What I read in January 📚
- Agency, William Gibson. Wm.G. doesn't write vital books anymore, he writes William Gibson books. Like U2 doesn't release vital records, now. They just got really good at making U2 records. Maybe you like 'em, maybe not. Maybe it's... (hate to say)... tedious.
- The Quantum Thief, Hannu Rajaniemi. H.R., on the other hand, is writing b a n a n a s fiction. I almost gave up on this as too wacky. I wish I were 15 again and there was no internet and not enough books so you just read the ones you had, over and over. This needs to be read over and over.

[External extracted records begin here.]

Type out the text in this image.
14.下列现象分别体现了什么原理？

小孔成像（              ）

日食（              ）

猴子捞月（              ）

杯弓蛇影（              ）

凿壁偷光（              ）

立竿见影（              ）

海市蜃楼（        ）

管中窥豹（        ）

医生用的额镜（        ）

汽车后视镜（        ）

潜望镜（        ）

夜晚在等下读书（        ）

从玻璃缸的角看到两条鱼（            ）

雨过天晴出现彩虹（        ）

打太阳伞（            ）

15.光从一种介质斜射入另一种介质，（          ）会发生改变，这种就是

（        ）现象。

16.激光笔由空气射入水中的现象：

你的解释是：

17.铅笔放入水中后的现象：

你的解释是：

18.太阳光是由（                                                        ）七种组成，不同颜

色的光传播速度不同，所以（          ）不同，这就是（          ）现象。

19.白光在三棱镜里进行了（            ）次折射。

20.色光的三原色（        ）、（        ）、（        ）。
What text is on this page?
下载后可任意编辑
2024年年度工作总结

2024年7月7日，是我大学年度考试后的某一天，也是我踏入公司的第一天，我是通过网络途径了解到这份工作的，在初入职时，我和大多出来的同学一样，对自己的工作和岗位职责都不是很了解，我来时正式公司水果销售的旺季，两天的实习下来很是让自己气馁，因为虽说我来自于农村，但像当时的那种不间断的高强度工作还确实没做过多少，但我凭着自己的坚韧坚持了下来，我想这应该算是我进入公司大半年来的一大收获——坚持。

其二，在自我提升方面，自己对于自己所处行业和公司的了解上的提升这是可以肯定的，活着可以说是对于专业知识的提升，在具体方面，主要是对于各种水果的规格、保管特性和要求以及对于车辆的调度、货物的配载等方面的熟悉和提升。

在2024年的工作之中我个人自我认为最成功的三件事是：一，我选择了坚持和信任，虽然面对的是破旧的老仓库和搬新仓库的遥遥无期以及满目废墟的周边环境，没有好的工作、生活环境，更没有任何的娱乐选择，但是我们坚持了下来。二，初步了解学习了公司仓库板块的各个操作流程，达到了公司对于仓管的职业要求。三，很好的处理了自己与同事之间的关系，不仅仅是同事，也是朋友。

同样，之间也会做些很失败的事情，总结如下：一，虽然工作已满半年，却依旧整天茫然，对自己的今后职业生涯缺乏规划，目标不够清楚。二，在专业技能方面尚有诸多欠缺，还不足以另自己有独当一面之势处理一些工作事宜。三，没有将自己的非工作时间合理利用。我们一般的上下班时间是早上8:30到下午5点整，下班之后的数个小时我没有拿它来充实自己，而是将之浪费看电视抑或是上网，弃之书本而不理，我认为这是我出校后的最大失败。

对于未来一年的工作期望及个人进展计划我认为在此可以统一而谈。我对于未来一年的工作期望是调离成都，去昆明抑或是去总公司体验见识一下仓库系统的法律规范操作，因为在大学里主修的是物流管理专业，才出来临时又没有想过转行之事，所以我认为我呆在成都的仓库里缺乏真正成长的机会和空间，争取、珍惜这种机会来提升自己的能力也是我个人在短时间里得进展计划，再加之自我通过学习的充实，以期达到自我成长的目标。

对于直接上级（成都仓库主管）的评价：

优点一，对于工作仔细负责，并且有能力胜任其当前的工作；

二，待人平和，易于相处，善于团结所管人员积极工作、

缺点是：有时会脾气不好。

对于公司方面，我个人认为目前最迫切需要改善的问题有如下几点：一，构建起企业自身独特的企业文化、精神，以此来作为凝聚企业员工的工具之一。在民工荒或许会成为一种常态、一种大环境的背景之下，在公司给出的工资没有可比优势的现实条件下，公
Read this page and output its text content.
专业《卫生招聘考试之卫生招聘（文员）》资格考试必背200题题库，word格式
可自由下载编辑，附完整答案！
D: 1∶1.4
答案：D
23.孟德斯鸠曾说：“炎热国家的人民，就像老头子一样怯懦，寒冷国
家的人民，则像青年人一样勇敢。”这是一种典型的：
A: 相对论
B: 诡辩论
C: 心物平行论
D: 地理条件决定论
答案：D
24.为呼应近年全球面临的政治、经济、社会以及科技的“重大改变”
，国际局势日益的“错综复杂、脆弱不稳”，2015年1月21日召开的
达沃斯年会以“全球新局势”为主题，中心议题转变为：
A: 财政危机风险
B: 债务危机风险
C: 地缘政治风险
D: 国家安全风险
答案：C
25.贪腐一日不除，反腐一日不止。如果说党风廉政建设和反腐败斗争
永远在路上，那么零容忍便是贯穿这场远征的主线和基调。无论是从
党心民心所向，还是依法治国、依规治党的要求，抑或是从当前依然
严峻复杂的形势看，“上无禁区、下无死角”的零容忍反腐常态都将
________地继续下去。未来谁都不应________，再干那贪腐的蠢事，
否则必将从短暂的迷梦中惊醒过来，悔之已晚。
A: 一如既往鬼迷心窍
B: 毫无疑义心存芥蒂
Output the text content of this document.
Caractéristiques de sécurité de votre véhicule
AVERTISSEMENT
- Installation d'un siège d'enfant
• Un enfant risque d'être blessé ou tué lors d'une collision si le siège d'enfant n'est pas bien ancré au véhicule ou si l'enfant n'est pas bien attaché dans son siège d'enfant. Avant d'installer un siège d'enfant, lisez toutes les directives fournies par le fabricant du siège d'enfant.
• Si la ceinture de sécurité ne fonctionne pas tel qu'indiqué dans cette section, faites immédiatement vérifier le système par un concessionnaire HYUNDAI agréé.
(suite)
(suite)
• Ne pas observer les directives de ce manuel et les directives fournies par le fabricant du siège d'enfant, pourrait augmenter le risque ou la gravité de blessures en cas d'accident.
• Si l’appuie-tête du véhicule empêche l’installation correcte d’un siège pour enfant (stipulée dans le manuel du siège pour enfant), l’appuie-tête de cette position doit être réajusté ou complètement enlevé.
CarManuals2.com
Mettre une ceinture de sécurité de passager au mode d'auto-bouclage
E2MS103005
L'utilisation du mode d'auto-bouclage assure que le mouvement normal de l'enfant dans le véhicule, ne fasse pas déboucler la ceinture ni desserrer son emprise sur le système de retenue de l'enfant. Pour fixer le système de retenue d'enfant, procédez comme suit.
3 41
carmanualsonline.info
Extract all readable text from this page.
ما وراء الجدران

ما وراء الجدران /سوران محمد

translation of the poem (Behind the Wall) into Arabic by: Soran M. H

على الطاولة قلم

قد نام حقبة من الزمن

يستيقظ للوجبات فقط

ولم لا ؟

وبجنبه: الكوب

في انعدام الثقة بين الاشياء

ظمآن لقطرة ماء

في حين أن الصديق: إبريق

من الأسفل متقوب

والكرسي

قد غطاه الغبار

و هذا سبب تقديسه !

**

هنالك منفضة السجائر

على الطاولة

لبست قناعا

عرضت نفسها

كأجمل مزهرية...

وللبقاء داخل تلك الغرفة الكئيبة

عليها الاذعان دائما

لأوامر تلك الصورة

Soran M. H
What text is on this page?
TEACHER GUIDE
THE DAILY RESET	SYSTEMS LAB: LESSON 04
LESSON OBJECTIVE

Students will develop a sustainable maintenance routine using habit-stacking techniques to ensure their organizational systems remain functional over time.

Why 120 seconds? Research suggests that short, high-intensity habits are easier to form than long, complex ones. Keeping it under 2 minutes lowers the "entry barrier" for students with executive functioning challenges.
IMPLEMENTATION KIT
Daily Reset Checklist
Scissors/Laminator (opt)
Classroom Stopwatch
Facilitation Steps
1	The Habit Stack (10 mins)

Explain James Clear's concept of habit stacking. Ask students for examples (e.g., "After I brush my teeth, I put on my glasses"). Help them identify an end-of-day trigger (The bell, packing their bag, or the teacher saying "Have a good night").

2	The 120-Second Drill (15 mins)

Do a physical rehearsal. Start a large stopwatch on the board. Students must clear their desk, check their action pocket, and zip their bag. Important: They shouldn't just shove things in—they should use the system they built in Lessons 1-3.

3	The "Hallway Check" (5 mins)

- The Forever War, Joe Haldeman. A supposed "classic" from the Vietnam era. I knew I wouldn't like it; I roll my eyes at pretty much all fawning-over-the-military sci-fi. I was right. I'm stunned that Scalzi wrote a worshipful intro for a recent reprint. "The UN forced the planet's men to live
homolife!" Okay, sure. That's how it works. Yep. (If you read it as a right-wing "this is what will happen if you don't vote for Goldwater!", it's still f-ing stupid.)
- Full Throttle, Joe Hill. Stephen King's son writes modern-era Stephen King stories. I stopped halfway through.
Somehow that's all I read but I feel like I've been going non-stop all month. I'm 33% into another A. Reynolds monster (the sequel to Blue Remembered Earth) it's good but a bit of a slog. Maybe that's it.